Middle East crisis Biden expresses hope for ceasefire talks but

Middle East crisis: Biden expresses hope for ceasefire talks, but Hamas appears to reject latest offer

In the latest sign of rising tensions with the United Nations, Israel recalled its ambassador for consultations and claimed on Tuesday that the U.N. chief had taken no steps to address a new report that found signs of violence during the campaign by Hamas The terrorist attack in October led to sexual violence. 7 Attack on Israel.

The U.N. report released Monday, which was widely welcomed in Israel, found “reasonable reasons” to believe that sexual violence occurred in at least three locations and “clear and convincing information” that hostages suffered sexual violence, including rape, were exposed. It said abuse of hostages still held in Gaza may continue.

In a social media post, Israel's Foreign Minister Israel Katz criticized UN Secretary-General António Guterres for not immediately convening the Security Council to discuss the report and declare Hamas a terrorist organization. However, under the UN statutes, the power to convene the Security Council does not belong to Mr. Guterres, but to the president and the members of the council.

Mr. Katz said he had recalled U.N. Ambassador Gilad Erdan for consultation to protest what he said was a concerted effort by Mr. Guterres to “forget the report and avoid making the necessary decisions.” Mr. Erdan was on a plane back to Israel on Tuesday, he said.

A UN spokesman, Stéphane Dujarric, rejected the claim, saying that “in no way, shape or form, the Secretary-General did anything to 'bury' the report.”

Mr. Dujarric also expressed surprise at the timing of Mr. Katz's comments.

“This announcement accusing the secretary-general of trying to cover up a report came literally an hour, two hours before the press conference where the report was presented,” he said.

Despite the disputes between Israeli and UN leaders, the report was welcomed by many in Israel.

Israeli President Isaac Herzog, said that the report was “of immense importance” and he praised it for its “moral clarity and integrity.”

The Hostage Family Forum said in a statement that the report “makes it blatantly clear that the female hostages are going through hell at every moment and every minute,” and warned that the Israeli people will not forgive Prime Minister Benjamin Netanyahu and the Cabinet, if this is the case don't bring her home.

Ruth Halperin-Kaddari, a law professor at Bar-Ilan University in Israel and a women's rights activist, said Tuesday she was puzzled by the decision to recall Israel's ambassador to the United Nations. The U.N. report, she said, “serves as confirmation at the highest levels that sexual violence and gender-based atrocities were indeed part of the Hamas attack on October 7.”

But tensions are increasing between Israel and the United Nations, which is widely distrusted in Israel.

Mr.
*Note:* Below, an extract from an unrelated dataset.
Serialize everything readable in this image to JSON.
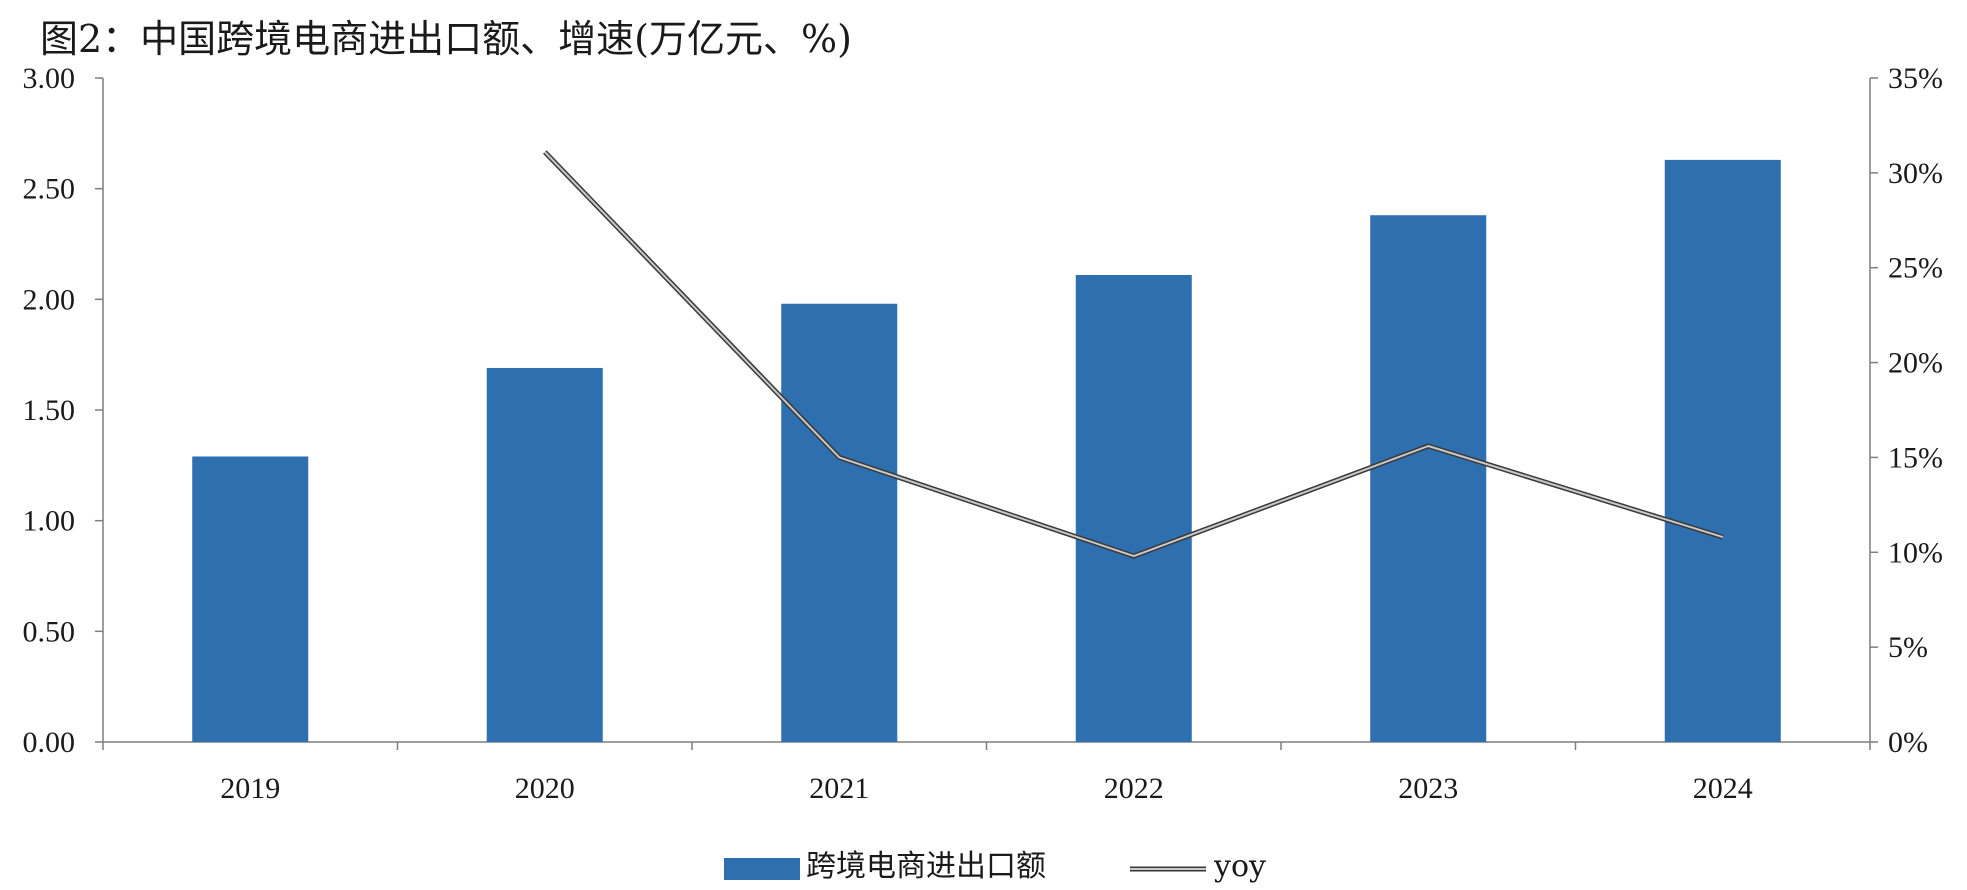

Guterres has been an outspoken critic of Israel's military campaign in Gaza, pushing for an immediate and binding ceasefire as well as the release of hostages captured during the Oct. 7 attacks.
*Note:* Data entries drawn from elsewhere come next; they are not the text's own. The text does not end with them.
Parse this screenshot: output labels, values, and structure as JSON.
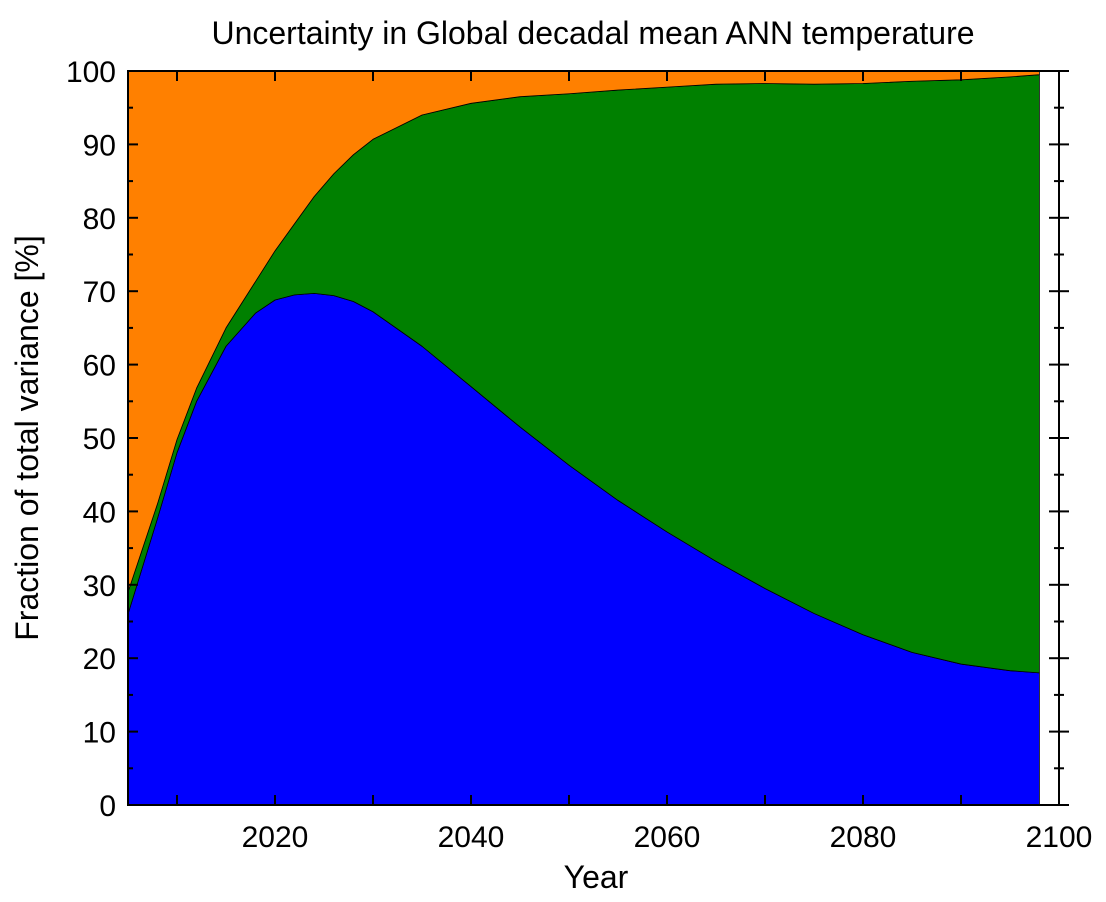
{
  "chart_data": {
    "type": "area",
    "title": "Uncertainty in Global decadal mean ANN temperature",
    "xlabel": "Year",
    "ylabel": "Fraction of total variance  [%]",
    "xlim": [
      2005,
      2100
    ],
    "ylim": [
      0,
      100
    ],
    "x_ticks": [
      "2020",
      "2040",
      "2060",
      "2080",
      "2100"
    ],
    "y_ticks": [
      "0",
      "10",
      "20",
      "30",
      "40",
      "50",
      "60",
      "70",
      "80",
      "90",
      "100"
    ],
    "stacking": "cumulative, bottom to top",
    "x": [
      2005,
      2008,
      2010,
      2012,
      2015,
      2018,
      2020,
      2022,
      2024,
      2026,
      2028,
      2030,
      2035,
      2040,
      2045,
      2050,
      2055,
      2060,
      2065,
      2070,
      2075,
      2080,
      2085,
      2090,
      2095,
      2098
    ],
    "series": [
      {
        "color": "#0000ff",
        "values": [
          26,
          39,
          48,
          55,
          62.5,
          67,
          68.8,
          69.5,
          69.7,
          69.4,
          68.6,
          67.2,
          62.5,
          57,
          51.5,
          46.3,
          41.5,
          37.2,
          33.2,
          29.5,
          26.1,
          23.2,
          20.8,
          19.2,
          18.3,
          18
        ]
      },
      {
        "color": "#008000",
        "values": [
          3,
          2,
          1.8,
          1.8,
          2.5,
          4.3,
          6.7,
          9.7,
          13.2,
          16.6,
          20,
          23.5,
          31.5,
          38.6,
          45,
          50.6,
          55.9,
          60.6,
          65,
          68.8,
          72.1,
          75.1,
          77.8,
          79.6,
          80.9,
          81.5
        ]
      },
      {
        "color": "#ff8000",
        "values": [
          71,
          59,
          50.2,
          43.2,
          35,
          28.7,
          24.5,
          20.8,
          17.1,
          14,
          11.4,
          9.3,
          6,
          4.4,
          3.5,
          3.1,
          2.6,
          2.2,
          1.8,
          1.7,
          1.8,
          1.7,
          1.4,
          1.2,
          0.8,
          0.5
        ]
      }
    ],
    "grid": false,
    "legend": "none"
  }
}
Israel has accused about 30 employees of UNRWA, the U.N. agency for Palestinian refugees, of being involved in those attacks, and the agency's head said Tuesday that Israel was trying to undermine its operations. And Mr. Erdan previously called on Mr. Guterres to resign over comments condemning the “collective punishment of the Palestinian people.”

The UN report was based on information collected in Israel and the occupied West Bank by a team of experts led by Pramila Patten, the Special Representative of the Secretary-General for Sexual Violence in Conflict.

The UN report described significant challenges in determining the events on the day of the attack. The report says it is nearly impossible to verify the type of forensic evidence often used to establish sexual assaults, and notes that there is a great deal of distrust among Israelis toward international organizations such as the United Nations.

The report noted that a number of fighters from Hamas and other groups were involved in the attack and said experts could not determine who was responsible for the sexual assaults.

In the past, Israeli activists have expressed frustration over what they say is the United Nations' slow response to reports of sexual assault during the Oct. 7 attack. On Tuesday, President Herzog's wife, Michal, said on Israeli radio that the report was “the first time in five months that a senior UN official has endorsed what we have been claiming in recent months.”

Hamas has repeatedly denied allegations that its fighters committed sexual violence in the Oct. 7 attack. On Tuesday, a senior Hamas leader in Beirut, Lebanon, Osama Hamdan, called the UN report “false” and claimed it was “written by the Israelis.” He called on the UN to fire Ms Patten.

Hwaida Saad contributed reporting from Beirut, Lebanon.